Permit me to bring to your attention the first couple of errors (spin) on the picture: not only is the face in the picture not of 'Atefeh' , but some other poor person being murdered by the government of the IRI; but also whoever mastered this 'spin' clearly failed to have the decency to remember how to spell her name and so misspelled it ('Atehah') in the paragraph below the pic.

Furthermore, and more importantly, as you can see the text concludes with "This is Sharia Law". Well, therein lies the bone of contention, for after much study I can confidently tell you that it most certainly is not Sharia Law, nor is it remotely in accordance with the Sharia. The authorities of the Islamic Republic of Iran (IRI) routinely flout international human rights law, but also they contradict the very Sharia they claim to rely on - there is no hanging in the Sharia, nor did they follow the stringent evidential requirements to establish any 'guilt'. A robust proven example of this has been detailed in the following post published a while back. A lot of people were commenting that this is Islam and that it's an evil religion. So, a few groups of people commit atrocities in the name of religion and suddenly they are the official representatives of that religion? Are we truly that intellectually disadvantaged? 

And to those who endorse the ignorant attitude that other religions are better, remember the massacre at Srebrenica; how the Catholics and Protestants fought and killed each other; and how Christians murder Muslims in Africa; so-called Christian hatred targeting homosexuals; the countless UN Resolutions on Israel's breaches of international human rights legislation concerning Palestine... but you don't read about people vilifying their religion - and rightfully so. So why the double standards? 

No, This is a simple case of fascism directed towards one religion. People have and will continue to hijack various scriptures to wield their own agendas. Just because the older generations relied on the Bible to hold that people of African heritage were inferior, and systematically conducted violent assaults against them; and some members of Congress opposed Lincoln's push for the abolition of slavery does not mean all white people or Christians are racist; it does not mean that Christianity is a racist religion. It clearly demonstrates that some of the so-called followers of Christianity are ethically decayed.

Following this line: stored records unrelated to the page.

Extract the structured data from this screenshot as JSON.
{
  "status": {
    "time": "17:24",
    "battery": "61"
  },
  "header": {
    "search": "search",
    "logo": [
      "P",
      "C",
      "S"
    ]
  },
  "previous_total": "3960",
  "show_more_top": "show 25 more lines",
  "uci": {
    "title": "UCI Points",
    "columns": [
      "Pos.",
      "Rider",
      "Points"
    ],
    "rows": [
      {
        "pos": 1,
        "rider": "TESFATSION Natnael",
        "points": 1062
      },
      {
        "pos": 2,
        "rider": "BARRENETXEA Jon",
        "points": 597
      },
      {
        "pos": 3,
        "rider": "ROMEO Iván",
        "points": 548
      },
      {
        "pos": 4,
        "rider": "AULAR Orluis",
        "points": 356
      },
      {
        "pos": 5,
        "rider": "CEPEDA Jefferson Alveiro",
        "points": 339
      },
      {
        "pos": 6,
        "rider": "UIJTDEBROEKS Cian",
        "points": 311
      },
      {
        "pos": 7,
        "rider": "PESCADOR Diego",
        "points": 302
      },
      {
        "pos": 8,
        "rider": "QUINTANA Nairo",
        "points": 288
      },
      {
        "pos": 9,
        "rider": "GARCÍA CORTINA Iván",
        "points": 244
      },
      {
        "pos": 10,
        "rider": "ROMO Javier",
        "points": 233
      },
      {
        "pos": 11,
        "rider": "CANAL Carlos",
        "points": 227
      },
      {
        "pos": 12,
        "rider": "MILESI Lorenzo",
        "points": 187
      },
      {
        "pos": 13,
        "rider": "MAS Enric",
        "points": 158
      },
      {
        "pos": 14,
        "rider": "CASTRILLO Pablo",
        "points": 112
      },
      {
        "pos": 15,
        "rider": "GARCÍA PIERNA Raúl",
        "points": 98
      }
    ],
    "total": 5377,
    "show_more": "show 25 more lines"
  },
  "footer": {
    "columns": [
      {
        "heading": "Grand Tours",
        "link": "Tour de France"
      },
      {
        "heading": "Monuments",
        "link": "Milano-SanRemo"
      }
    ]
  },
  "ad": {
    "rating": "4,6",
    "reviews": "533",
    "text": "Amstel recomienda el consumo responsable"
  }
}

Given this is a 'human rights' blog, the relevance here is the protected human right to freedom of conscience and the right to religion without fear of persecution thereof.

The problem is ignorance, and nothing more. Educate, read facts, not sensationalist posts. I can't blame you for thinking Islam is what it is thanks to misguided thugs and criminal organizations; but I can blame you for falling for unfounded sensationalist propaganda, without conducting a few minutes of reading from authentic sources, instead of emotive pictures and one-liners found on networking groups; or the tabloids come to that matter.